For 1 whole week, I starved my brain of serotonin. How I had been feeling every day was related to me missing my usual dose.

I quickly called my doctor and told her what had happened. My doctor stated that I was going through some withdrawal symptoms. Both my doctor and pharmacist told me to resume my regular dose and rest.

I’ve learned some valuable lessons over the week.

Withdrawal effects of anti-depressants

There have been debates around whether anti-depressants can have effects if you stop them abruptly. I was on my medication for a year and a half at the highest dose possible.
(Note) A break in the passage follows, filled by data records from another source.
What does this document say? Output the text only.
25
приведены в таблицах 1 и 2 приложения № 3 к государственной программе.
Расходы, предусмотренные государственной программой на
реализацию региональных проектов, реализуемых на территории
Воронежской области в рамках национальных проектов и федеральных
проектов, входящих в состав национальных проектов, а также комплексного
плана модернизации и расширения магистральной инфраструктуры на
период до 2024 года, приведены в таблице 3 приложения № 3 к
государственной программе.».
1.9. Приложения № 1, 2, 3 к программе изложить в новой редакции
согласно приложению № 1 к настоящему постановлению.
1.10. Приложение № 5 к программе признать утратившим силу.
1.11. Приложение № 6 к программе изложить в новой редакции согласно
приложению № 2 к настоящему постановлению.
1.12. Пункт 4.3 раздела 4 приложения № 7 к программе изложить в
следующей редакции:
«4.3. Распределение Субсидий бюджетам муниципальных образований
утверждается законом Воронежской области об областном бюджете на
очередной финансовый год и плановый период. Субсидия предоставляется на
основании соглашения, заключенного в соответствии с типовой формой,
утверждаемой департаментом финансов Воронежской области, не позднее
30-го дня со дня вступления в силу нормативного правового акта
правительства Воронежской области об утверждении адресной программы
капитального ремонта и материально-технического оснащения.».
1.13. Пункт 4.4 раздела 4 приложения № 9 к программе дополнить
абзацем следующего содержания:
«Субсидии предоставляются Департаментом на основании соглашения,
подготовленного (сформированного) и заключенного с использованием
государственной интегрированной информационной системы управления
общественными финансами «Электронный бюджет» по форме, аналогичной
From what I experienced, I needed to learn more about anti-depressant withdrawals. Not everyone will experience withdrawal, but those who do can experience unpleasant symptoms.

In fact, stopping an anti-depressant can lead to depression-like symptoms. I experienced a slew of different symptoms that all looked like depression.

Aside from depression-like symptoms, the Royal College of Psychiatrists has listed the following symptoms with anti-depressant withdrawal:

dizziness (this is usually mild, but can be so bad that you can’t stand up without help)
anxiety which comes and goes, sometimes in intense ‘surges’
difficulty in getting to sleep and vivid or frightening dreams
low mood, feeling unable to be interested in or enjoy things
a sense of being physically unwell
rapidly changing moods
anger, sleeplessness, tiredness, loss of co-ordination and headache
the feeling of an electric shock in your arms, legs, or head (those are sometimes called ‘zaps’ and turning your head to the side can make them worse)
a feeling that things are not real (‘derealisation’), or a feeling that you have ‘cotton wool in your head’
difficulty in concentrating
suicidal thoughts
a feeling of inner restlessness and inability to stay still (akathisia).

After I read over this list, I saw a lot of the symptoms that I had. My doctor and pharmacist both confirmed that what I was experiencing was withdrawal symptoms.

The symptom that really affected me the most were the ‘zaps’ I was experiencing (bolded above). They were so uncomfortable, and they created an almost numbing feeling to my extremities.

Thankfully, these symptoms were easily relieved by resuming my normal dose. And nearly a week later, I am feeling a lot better.

Accidents happen — it’s okay

Don’t beat yourself up over missing some doses. I wasn’t purposefully trying to withdraw from my medication.

I felt so silly when I first realized I had missed my medication, but now I feel relieved and happy. I need some extra help — it will keep me safe and happy.

My husband will now double-check my pillbox when it makes it weekly to ensure that I don’t miss anything again. I know this may sound odd to some people, but I have ADHD, so it is easy to forget simple yet important things.

If you experience missing a dose or two, plan to set up ways to prevent this from happening again.

Now that I am back on my anti-depressants, I need to make sure that I stay on them. If something happens more than one time, it’s a pattern. I don’t want this ever to happen again, so now that I have my plan, I can more confidently handle my pills in the future.

Forgive yourself and move on

To my surprise, I didn’t feel guilty or angry at myself. In fact, I felt at peace with this all. This is the first instance that I have ever forgiven myself so quickly.

For once, moving on was easy, and forgiving myself wasn’t a battle.

It was an accident, I didn’t intend to do this, and that’s okay!

Beating yourself up about missing your medication is only going to make you more stressed. Take this as a valuable lesson and move in.

Take time to rest

Over this past week, I haven’t written or done any work, really. I spent the entire week lying on the floor, wrapped in a blanket, and zoning out to Rick and Morty.

Once I resumed my medication, I was happier, more lively, and able to get some work done. I didn’t want to push myself because I needed to ensure I was back to being myself.

So, as a trade-off, I had to stop writing and being active on social media. I took a week’s break, but now I am back!

I took this time to rest because I lacked sleep, energy, and overall mental strength to accomplish the simplest task.